Di dalam buku Sutra Ungu (Panduan Berhubugan Int*m Dalam Perspektif Islam), Ustadz Abu Umar Basyir menjelaskan beberapa kekeliruan pemahaman tentang jima yang mewabah hampir di seluruh sendi masyarakat hingga sebagian besar kaum Muslimin.
Jima’ dianggap kotor, tabu, bisa dikerjakan dengan benar tanpa petunjuk, bebas, sama saja antara orang Islam dan non-Islam, hanya termasuk perkara dunia, tidak akan mencemari harga diri, dan hanya boleh dipelajari setelah menikah.
Dalam tulisan singkat kali ini, kami hendak membahas anggapan yang terakhir. Masyarakat beranggapan bahwa jima’ hanya boleh dipelajari setelah menikah, dan ini salah besar. Akan lebih tepat jika pendidikan terkait hal ini diberikan kepada anak-anak sejak mereka baligh dan mendapatkan predikat taklif.
Mulailah mengajarkan dengan membahas adab pergaulan lawan jenis dan pergaulan sesama jenis sesuai syariat Islam.
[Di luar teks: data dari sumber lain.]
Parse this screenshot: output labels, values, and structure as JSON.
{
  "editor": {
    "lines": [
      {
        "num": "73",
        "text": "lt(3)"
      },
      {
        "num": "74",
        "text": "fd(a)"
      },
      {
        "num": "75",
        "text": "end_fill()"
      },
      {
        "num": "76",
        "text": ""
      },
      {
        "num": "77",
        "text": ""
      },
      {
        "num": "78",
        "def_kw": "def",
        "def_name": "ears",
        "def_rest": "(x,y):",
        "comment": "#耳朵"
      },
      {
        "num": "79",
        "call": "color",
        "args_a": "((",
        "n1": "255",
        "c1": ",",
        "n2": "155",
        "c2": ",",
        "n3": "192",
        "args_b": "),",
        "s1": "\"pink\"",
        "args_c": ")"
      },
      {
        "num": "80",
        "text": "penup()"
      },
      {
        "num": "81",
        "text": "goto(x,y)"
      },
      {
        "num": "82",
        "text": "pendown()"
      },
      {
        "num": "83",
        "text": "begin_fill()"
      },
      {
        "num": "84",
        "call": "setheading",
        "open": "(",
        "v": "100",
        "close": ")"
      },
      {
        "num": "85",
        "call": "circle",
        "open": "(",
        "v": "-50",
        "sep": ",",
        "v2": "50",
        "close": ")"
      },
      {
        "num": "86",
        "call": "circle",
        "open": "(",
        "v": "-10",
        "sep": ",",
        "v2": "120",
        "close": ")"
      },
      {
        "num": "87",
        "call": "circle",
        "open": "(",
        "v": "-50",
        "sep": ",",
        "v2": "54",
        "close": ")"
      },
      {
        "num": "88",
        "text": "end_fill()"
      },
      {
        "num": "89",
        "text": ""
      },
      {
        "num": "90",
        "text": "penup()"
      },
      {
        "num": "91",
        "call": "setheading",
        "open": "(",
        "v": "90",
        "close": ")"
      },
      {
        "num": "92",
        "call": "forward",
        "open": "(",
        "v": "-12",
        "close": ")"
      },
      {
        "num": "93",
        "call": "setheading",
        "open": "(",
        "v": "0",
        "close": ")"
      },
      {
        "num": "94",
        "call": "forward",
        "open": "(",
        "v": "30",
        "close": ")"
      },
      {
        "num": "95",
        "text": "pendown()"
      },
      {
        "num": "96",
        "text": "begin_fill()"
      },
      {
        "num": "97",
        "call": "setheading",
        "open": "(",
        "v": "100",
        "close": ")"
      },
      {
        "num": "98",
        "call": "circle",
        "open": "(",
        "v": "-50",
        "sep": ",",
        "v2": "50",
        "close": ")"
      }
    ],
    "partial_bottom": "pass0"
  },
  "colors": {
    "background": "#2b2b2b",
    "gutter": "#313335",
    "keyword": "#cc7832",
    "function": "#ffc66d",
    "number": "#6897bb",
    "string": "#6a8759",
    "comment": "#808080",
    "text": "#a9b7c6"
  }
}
Ialah tentang aurat, pola interaksi, kesucian fisik, pikiran, dan ruhani.
Kaum Muslimin harus dipahamkan sejak dini tentang anggota badan, organ-organ penting, organ-organ khusus, termasuk alat yang digunakan untuk jima’ dalam perspektif fiqih dan keilmuan yang jauh dari makna terlarang.
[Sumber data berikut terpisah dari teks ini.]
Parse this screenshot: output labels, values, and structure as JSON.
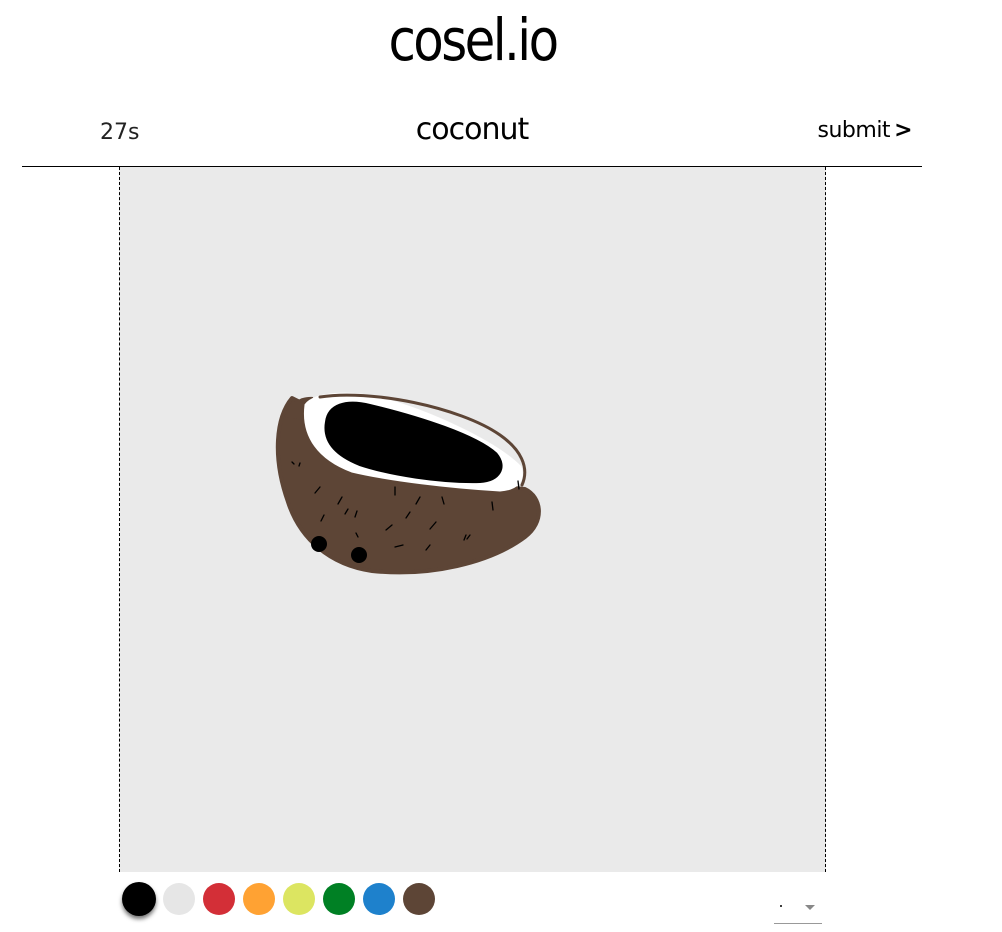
{
  "header": {
    "logo_text": "cosel.io"
  },
  "topbar": {
    "timer": "27s",
    "prompt_word": "coconut",
    "submit_label": "submit",
    "submit_arrow": ">"
  },
  "palette": {
    "colors": [
      "#000000",
      "#e6e6e6",
      "#d32f37",
      "#ffa233",
      "#dce561",
      "#008024",
      "#1e81cc",
      "#5d4536"
    ],
    "selected_index": 0
  },
  "brush": {
    "selected": "small"
  }
}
Pahamkan pula efek jika terjadi interaksi, pun sebatas melihat dengan syahwat, menyentuh yang bukan muhrim, dan seterusnya.
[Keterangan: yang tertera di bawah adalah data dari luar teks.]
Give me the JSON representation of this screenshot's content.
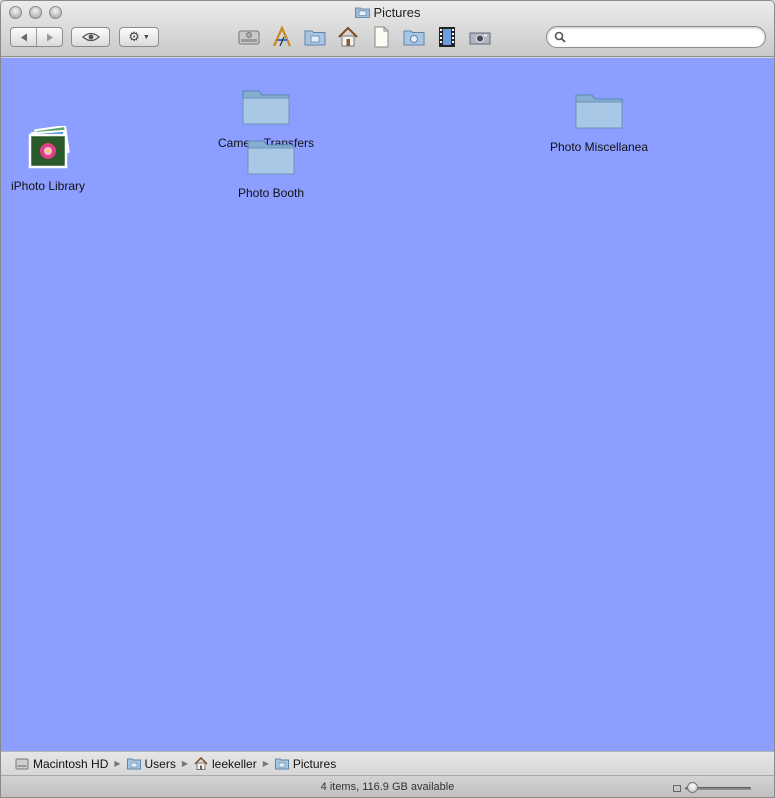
{
  "window": {
    "title": "Pictures"
  },
  "toolbar": {
    "back_icon": "back-arrow-icon",
    "forward_icon": "forward-arrow-icon",
    "quicklook_icon": "eye-icon",
    "action_icon": "gear-icon",
    "shortcuts": [
      {
        "name": "macintosh-hd-icon"
      },
      {
        "name": "applications-icon"
      },
      {
        "name": "pictures-folder-icon"
      },
      {
        "name": "home-icon"
      },
      {
        "name": "document-icon"
      },
      {
        "name": "public-folder-icon"
      },
      {
        "name": "movies-icon"
      },
      {
        "name": "camera-icon"
      }
    ],
    "search": {
      "value": "",
      "placeholder": ""
    }
  },
  "content": {
    "background": "#8c9eff",
    "items": [
      {
        "label": "iPhoto Library",
        "icon": "iphoto-library-icon"
      },
      {
        "label": "Camera Transfers",
        "icon": "folder-icon"
      },
      {
        "label": "Photo Booth",
        "icon": "folder-icon"
      },
      {
        "label": "Photo Miscellanea",
        "icon": "folder-icon"
      }
    ]
  },
  "pathbar": {
    "crumbs": [
      {
        "label": "Macintosh HD",
        "icon": "hard-drive-icon"
      },
      {
        "label": "Users",
        "icon": "folder-icon"
      },
      {
        "label": "leekeller",
        "icon": "home-icon"
      },
      {
        "label": "Pictures",
        "icon": "pictures-folder-icon"
      }
    ]
  },
  "statusbar": {
    "text": "4 items, 116.9 GB available",
    "icon_size_level": 0.05
  }
}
Bayangkan, apa yang akan terjadi jika anak-anak kita pahamkan bahwa melirik lawan jenis saja dibatasi dan diatur oleh al-Qur’an, apalagi dengan interaksi lain yang melibatkan fisik semacam bersentuhan?
Sampaikan ancaman-ancaman sentuhan dengan lawan sejenis sebelum halal sebagaimana diajarkan oleh Rasulullah Shallallahu ‘Alaihi Wa sallam dalam banyak sabdanya.
Sehingga, urusan fiqih jima’ ini harus dimulai sejak dini. Orang tua dan ustadz harus berperan aktif. Jangan biarkan anak-anak mencari sendiri lewat tayangan dan bacaan yang tidak mendidik.
Sampaikan dengan cara yang baik dan mohonlah pertolongan Allah Ta’ala.
Jika manasik haji saja harus dipelajari jauh-jauh hari sebelum kita berangkat ke Tanah Suci, maka fiqih jima’ pun demikian adanya.